Analyse - Alors que la Corée du Nord se prépare à un essai nucléaire potentiel, les missiles ne font pas l'objet d'une fanfare nationale

26/05/2022 | 10:53

Les médias d'État nord-coréens ont gardé le silence sur une récente série de tests de missiles au milieu d'une vague de coronavirus sans précédent - peut-être pour éviter d'éclipser un test nucléaire potentiel.

La Corée du Nord a lancé trois missiles mercredi, dont son plus grand missile balistique intercontinental (ICBM), le HS-17, provoquant des exercices de tir réel par les États-Unis et la Corée du Sud et une nouvelle pression pour de nouvelles sanctions de l'ONU.

Le rare lancement quasi-simultané de plusieurs types de missiles a eu lieu alors que la première épidémie de COVID-19 confirmée dans le pays, qui, selon les agences de l'ONU, pourrait provoquer une crise dévastatrice pour ses 25 millions d'habitants.

Les tests montrent que le Nord est déterminé à faire des progrès techniques sur ses programmes d'armement, selon les analystes. Mais les médias d'État de la Corée du Nord, qui auraient normalement fait l'éloge des lancements réussis et de l'évolution des capacités nucléaires et de missiles du pays, ont été inhabituellement silencieux.

"Comme le Nord se prépare également à un nouvel essai nucléaire, les médias d'État pourraient attendre de maximiser leur effet de propagande en s'abstenant de rendre publics les essais de missiles déjà dévoilés", a déclaré Cheong Seong-chang, directeur du centre d'études sur la Corée du Nord de l'Institut Sejong en Corée du Sud.

Les récents essais n'ont pas toujours été couronnés de succès.
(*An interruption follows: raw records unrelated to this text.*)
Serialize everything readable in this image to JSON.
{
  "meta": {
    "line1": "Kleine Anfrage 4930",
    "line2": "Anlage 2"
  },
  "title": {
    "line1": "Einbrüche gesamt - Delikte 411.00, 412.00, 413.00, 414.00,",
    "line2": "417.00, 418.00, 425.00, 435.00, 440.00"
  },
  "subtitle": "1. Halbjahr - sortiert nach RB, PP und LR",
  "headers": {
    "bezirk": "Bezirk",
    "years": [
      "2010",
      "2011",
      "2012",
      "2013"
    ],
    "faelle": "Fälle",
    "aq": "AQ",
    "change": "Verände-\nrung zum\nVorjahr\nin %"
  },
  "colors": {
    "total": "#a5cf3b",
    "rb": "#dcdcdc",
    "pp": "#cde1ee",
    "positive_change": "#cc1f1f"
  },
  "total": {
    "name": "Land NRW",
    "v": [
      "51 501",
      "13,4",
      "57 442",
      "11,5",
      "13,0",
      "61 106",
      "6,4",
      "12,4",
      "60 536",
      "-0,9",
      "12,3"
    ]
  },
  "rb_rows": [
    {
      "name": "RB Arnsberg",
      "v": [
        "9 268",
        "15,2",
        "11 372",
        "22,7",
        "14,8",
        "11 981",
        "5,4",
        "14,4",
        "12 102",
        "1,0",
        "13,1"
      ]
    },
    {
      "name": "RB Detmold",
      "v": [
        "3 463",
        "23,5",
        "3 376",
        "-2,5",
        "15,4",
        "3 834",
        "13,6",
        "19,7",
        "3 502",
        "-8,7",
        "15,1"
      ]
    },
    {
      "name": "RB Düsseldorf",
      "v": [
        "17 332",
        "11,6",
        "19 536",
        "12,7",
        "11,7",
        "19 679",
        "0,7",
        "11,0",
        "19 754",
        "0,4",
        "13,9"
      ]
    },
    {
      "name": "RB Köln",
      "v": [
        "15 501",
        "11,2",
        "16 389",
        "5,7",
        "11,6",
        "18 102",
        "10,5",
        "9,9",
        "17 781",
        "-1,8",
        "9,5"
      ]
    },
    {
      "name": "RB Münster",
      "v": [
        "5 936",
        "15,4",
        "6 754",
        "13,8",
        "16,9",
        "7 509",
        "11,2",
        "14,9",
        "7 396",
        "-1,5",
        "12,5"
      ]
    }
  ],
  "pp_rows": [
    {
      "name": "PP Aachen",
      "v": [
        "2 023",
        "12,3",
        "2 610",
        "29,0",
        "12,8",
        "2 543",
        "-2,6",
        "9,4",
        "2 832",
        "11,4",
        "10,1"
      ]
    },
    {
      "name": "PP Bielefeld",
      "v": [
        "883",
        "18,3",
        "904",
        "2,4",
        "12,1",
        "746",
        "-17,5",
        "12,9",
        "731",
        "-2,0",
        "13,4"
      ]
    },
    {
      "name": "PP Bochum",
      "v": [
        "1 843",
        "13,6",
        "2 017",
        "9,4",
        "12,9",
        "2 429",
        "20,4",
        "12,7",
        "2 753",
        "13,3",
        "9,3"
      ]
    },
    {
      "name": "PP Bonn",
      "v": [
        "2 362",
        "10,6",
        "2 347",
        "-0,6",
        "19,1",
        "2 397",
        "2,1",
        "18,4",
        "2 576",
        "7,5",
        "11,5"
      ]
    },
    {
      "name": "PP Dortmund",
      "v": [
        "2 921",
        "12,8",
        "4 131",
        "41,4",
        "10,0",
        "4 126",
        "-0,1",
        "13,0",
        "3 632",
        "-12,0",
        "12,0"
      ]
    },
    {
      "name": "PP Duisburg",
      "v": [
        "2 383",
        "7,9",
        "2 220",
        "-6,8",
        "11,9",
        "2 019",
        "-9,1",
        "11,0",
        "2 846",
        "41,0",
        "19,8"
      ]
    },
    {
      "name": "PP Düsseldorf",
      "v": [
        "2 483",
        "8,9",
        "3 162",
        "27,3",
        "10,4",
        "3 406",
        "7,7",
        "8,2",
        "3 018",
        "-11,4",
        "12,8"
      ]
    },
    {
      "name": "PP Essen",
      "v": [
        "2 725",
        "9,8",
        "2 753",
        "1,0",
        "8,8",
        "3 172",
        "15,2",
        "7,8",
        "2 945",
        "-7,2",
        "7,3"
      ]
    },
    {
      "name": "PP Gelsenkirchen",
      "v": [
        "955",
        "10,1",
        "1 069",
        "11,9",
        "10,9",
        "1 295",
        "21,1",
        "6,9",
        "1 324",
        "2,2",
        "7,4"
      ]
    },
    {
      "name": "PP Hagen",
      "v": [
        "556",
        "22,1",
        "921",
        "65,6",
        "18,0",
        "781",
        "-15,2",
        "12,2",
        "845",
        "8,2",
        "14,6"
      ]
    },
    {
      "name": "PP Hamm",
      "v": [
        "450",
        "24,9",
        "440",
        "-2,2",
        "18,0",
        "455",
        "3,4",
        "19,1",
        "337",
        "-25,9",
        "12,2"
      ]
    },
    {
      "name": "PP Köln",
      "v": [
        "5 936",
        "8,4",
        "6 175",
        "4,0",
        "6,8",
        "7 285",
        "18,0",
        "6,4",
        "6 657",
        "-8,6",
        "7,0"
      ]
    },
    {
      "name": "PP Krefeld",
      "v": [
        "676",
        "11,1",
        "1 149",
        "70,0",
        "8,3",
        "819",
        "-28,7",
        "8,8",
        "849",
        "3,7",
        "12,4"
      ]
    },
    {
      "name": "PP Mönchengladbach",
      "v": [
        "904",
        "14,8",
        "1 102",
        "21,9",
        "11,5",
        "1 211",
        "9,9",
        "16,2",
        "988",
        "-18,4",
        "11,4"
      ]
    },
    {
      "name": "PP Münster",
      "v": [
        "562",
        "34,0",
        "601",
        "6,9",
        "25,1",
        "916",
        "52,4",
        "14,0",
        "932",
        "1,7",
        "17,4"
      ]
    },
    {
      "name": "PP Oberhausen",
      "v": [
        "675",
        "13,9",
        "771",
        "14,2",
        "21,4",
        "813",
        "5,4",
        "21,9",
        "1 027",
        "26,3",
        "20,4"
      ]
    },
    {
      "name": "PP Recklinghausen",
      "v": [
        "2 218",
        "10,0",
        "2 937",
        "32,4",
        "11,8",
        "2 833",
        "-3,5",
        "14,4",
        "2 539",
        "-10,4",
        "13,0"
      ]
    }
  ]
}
La Corée du Sud a déclaré que le deuxième des trois missiles tirés mercredi, que l'on pense être un missile balistique à courte portée (SRBM) KN-23, a échoué en plein vol.

"Il se peut que ces tirs aient pour seul but de réaliser des progrès techniques et, dans le cas des KN-23 présumés, d'acquérir une expérience opérationnelle supplémentaire", a déclaré Ankit Panda, chercheur principal au Carnegie Endowment for International Peace, basé aux États-Unis.

Le conseiller adjoint à la sécurité nationale de la Corée du Sud, Kim Tae-hyo, a déclaré que l'essai de l'ICBM semblait avoir pour but de vérifier les systèmes de séparation des étages et de propulsion du missile, ainsi que ses performances générales, tandis que le lancement du SRBM pourrait avoir pour but d'améliorer sa capacité de livraison nucléaire.

Il a également déclaré qu'il y a des signes que la Corée du Nord pourrait avoir mené de multiples expériences avec un dispositif de détonation en préparation de ce qui serait son premier essai nucléaire depuis 2017, bien qu'il soit peu probable que l'essai ait lieu dans les prochains jours.

"Les programmes nucléaires de la Corée du Nord continuent d'évoluer", a déclaré Kim aux journalistes mercredi. "Les progrès ne montrent peut-être pas une ascension verticale, mais il faut constamment faire des contrôles et des améliorations."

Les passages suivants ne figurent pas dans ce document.